Mr Brown’s case is only possible because the Ontario Court of Appeals asserted jurisdiction in a previous immigration detainee group Habeas Corpus case in 2015. The two lead claimants in that case where Mr Michael Mvogo and Ms Glory Anawa. Before Mr Mvogo and Ms Anawa could have their hearing on facts – which is what Mr Brown is engaged in this week – both of them were deported. A third claimant, Ms Amina Chowdhury was offered a settlement by CBSA and so no case law was created. Mr Mvogo at that point had been in detention for nearly 10 years, and Ms Anawa for almost four years and travel documents, previously unavailable, were suspiciously produced in the midst of litigation in 2015 too.

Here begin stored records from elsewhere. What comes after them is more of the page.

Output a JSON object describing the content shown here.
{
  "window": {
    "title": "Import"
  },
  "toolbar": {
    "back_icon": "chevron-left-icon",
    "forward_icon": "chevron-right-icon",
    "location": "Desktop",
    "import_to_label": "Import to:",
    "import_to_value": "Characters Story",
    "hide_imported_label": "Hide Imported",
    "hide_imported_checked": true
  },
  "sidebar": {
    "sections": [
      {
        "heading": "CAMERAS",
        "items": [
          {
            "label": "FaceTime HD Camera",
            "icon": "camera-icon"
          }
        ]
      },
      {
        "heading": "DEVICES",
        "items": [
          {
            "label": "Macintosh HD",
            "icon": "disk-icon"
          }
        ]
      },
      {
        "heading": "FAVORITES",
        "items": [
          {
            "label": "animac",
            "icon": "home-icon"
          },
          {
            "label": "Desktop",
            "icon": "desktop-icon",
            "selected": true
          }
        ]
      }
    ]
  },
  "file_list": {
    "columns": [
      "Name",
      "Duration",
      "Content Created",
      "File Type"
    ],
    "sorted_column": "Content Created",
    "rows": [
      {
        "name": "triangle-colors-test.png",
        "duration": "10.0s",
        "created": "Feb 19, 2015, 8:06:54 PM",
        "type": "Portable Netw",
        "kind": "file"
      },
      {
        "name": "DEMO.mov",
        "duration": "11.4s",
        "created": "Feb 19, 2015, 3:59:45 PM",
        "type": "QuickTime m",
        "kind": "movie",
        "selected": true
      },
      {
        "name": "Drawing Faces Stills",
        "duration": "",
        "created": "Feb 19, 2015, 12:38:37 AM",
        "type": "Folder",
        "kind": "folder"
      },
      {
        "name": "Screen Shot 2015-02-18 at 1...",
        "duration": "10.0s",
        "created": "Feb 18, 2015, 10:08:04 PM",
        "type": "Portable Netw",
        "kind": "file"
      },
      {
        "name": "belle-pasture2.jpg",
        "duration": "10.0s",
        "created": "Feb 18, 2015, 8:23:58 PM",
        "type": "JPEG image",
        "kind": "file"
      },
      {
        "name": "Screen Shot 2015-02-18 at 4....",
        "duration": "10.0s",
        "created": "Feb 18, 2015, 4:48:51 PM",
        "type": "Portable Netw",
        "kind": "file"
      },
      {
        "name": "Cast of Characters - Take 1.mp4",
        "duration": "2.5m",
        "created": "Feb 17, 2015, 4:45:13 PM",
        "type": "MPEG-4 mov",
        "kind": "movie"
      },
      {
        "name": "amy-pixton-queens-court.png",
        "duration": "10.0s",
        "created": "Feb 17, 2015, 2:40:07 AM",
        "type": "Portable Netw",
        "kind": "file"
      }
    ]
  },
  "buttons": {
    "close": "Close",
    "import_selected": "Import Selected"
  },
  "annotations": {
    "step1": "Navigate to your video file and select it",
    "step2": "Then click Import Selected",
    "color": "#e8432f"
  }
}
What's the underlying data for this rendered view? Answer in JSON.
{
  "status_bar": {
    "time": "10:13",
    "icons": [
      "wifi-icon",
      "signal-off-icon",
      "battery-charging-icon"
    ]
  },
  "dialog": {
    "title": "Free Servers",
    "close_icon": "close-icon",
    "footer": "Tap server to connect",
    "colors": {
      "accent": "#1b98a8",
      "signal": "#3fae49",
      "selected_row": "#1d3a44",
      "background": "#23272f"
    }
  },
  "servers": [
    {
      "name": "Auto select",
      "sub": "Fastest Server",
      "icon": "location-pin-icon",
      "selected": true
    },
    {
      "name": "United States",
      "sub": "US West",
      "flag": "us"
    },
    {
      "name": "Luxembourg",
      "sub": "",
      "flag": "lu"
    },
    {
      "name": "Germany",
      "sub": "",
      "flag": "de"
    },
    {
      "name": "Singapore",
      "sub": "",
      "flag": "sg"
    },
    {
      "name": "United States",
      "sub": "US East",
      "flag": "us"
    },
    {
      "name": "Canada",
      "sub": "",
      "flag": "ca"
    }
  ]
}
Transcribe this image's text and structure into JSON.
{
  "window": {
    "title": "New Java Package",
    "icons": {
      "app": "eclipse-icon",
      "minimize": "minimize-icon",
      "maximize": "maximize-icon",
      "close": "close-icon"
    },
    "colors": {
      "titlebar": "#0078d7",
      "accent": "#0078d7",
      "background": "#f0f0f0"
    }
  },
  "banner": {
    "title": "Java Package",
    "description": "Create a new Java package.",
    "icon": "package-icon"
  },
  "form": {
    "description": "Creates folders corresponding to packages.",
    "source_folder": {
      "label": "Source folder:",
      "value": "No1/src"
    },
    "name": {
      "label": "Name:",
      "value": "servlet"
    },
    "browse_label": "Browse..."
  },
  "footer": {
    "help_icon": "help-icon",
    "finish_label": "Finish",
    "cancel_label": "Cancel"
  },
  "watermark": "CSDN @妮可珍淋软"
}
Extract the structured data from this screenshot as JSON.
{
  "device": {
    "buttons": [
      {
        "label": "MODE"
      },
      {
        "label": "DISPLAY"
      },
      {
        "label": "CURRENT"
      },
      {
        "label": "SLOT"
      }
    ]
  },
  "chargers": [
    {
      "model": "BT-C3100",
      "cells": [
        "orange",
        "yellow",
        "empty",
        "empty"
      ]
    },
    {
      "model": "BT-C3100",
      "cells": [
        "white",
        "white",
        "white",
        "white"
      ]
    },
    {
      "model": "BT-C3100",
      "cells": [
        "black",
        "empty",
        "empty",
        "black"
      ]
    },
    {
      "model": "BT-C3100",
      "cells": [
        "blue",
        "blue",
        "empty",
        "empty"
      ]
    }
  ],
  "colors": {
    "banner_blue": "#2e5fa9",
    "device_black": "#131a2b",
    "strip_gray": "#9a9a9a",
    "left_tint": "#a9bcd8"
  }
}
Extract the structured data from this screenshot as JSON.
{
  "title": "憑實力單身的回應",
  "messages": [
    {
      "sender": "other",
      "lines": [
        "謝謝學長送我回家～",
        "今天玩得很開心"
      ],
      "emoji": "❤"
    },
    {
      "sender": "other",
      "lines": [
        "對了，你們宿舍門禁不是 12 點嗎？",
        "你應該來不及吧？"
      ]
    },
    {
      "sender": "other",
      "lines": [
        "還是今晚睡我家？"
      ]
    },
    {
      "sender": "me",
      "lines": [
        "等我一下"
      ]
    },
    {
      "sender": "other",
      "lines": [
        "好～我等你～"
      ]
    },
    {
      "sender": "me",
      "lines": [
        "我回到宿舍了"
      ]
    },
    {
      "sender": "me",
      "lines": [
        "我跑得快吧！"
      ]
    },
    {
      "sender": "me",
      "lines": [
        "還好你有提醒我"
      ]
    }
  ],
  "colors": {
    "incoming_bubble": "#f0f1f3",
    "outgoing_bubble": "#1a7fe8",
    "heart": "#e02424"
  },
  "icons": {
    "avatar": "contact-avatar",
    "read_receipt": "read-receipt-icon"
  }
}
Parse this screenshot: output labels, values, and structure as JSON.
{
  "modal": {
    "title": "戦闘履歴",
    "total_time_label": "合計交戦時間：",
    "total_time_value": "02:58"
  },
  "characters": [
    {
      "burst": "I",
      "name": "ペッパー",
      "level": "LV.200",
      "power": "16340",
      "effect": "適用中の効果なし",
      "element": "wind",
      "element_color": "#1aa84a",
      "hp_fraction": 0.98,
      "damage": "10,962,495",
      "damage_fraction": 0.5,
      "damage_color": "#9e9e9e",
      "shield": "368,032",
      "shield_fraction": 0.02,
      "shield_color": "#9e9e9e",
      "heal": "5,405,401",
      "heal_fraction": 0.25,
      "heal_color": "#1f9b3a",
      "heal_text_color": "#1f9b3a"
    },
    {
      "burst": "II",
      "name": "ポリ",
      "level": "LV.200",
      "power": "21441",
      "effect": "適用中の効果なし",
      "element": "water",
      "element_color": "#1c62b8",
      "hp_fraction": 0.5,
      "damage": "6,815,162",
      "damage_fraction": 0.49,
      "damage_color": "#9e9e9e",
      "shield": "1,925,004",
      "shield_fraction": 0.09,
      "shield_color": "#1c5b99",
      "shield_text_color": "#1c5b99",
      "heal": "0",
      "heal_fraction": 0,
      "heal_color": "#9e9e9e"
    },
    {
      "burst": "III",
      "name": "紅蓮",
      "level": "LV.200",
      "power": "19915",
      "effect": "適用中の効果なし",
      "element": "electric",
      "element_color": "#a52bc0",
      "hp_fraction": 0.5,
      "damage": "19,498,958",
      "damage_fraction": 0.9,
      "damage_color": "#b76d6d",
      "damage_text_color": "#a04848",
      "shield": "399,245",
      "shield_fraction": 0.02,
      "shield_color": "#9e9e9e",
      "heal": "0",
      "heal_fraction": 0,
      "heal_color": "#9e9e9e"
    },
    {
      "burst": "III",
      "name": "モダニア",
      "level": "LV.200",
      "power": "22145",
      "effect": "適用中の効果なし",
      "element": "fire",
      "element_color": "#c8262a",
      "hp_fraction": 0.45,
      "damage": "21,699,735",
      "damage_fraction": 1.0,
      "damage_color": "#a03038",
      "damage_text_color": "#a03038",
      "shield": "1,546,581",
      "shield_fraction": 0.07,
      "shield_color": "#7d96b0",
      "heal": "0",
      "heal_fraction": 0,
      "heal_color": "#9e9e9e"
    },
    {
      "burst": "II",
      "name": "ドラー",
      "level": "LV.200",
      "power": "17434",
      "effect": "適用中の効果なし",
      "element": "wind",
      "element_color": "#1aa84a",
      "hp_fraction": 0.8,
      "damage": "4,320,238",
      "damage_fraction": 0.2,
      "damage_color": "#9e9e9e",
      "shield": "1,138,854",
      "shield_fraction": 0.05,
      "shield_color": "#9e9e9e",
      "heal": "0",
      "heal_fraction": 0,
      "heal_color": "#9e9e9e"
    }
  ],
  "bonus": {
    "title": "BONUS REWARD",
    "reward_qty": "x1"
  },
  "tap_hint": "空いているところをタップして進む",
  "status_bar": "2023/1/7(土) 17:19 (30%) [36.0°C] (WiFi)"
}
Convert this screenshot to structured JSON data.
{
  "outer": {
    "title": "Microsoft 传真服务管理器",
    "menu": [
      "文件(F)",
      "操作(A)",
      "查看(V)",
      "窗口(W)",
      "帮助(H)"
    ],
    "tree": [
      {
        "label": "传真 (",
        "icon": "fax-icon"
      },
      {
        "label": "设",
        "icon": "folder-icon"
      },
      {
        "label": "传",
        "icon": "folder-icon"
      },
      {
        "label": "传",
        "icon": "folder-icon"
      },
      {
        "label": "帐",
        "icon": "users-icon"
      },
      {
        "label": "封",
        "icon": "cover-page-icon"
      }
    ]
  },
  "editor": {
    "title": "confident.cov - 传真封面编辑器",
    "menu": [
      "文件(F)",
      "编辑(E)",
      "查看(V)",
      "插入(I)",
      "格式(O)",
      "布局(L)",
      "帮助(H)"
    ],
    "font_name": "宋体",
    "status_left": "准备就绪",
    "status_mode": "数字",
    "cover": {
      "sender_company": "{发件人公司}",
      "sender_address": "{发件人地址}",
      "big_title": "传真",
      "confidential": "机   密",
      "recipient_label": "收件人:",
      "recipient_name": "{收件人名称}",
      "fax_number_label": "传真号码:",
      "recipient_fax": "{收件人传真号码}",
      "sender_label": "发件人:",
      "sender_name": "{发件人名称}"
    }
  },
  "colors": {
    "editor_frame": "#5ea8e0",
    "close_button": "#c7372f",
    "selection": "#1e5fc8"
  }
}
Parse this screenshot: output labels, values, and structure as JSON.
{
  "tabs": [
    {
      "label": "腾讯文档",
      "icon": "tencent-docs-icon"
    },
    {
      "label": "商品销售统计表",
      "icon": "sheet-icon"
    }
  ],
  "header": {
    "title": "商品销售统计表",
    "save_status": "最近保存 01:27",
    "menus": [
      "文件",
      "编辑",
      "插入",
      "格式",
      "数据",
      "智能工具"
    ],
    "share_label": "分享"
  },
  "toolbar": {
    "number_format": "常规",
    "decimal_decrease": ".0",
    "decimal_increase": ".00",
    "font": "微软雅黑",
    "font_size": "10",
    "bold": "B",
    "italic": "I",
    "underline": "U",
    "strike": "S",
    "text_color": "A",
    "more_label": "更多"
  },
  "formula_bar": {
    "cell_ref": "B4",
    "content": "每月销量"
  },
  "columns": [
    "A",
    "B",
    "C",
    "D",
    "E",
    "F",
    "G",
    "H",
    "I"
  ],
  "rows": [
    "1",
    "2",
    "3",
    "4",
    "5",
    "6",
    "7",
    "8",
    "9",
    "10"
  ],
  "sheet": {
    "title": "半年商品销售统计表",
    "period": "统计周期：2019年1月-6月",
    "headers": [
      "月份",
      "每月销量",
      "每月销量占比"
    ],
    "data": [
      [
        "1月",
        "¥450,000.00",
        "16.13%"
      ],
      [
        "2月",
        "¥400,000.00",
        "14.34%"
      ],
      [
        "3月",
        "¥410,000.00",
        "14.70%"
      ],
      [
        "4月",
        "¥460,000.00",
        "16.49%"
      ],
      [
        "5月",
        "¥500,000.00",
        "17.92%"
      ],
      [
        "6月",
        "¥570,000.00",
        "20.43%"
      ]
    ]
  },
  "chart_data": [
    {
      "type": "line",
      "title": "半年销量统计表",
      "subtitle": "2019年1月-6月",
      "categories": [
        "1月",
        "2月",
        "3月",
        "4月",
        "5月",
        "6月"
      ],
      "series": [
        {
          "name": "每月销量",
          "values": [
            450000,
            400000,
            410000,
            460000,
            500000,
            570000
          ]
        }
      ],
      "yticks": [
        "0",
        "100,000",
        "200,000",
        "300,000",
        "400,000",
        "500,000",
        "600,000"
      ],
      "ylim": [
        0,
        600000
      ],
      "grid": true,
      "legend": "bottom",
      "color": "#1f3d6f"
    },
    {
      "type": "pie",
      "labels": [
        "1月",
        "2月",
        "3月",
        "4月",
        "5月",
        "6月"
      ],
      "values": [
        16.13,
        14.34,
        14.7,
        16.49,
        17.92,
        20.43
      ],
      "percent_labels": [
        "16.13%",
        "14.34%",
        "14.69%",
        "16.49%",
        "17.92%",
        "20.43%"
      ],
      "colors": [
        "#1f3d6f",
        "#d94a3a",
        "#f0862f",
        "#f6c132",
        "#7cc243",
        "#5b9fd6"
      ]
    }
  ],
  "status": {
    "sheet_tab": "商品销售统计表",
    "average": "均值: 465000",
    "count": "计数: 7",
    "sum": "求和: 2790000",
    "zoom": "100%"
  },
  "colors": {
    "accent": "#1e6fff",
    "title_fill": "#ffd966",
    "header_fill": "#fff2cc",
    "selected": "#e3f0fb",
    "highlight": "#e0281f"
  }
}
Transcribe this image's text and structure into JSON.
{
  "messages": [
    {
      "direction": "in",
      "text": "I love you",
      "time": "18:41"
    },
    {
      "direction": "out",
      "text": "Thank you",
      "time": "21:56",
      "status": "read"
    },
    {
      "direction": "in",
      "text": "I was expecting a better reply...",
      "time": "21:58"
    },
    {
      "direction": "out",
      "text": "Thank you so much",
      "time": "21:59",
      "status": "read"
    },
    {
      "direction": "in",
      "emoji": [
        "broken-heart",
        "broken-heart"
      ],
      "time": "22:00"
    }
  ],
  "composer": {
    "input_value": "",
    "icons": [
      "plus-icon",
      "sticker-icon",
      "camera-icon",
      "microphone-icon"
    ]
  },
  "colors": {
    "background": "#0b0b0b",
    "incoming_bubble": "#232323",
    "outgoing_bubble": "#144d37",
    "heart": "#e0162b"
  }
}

Jamaica relies heavily on Canadian aid. The Canadian Special Operations Regiment is currently based in Jamaica. Over 8,000 Jamaican farm workers came to Canada in 2016 under the Seasonal Agricultural Workers Program. Jamaican Minister of Labour and Social Security Shahine Robinson was visiting Canada just earlier this month. All of this, in addition to the suspicious timing of Mr. Brown’s travel documents, leads to serious concerns of CBSA engaging in strong-arming the Jamaican Government.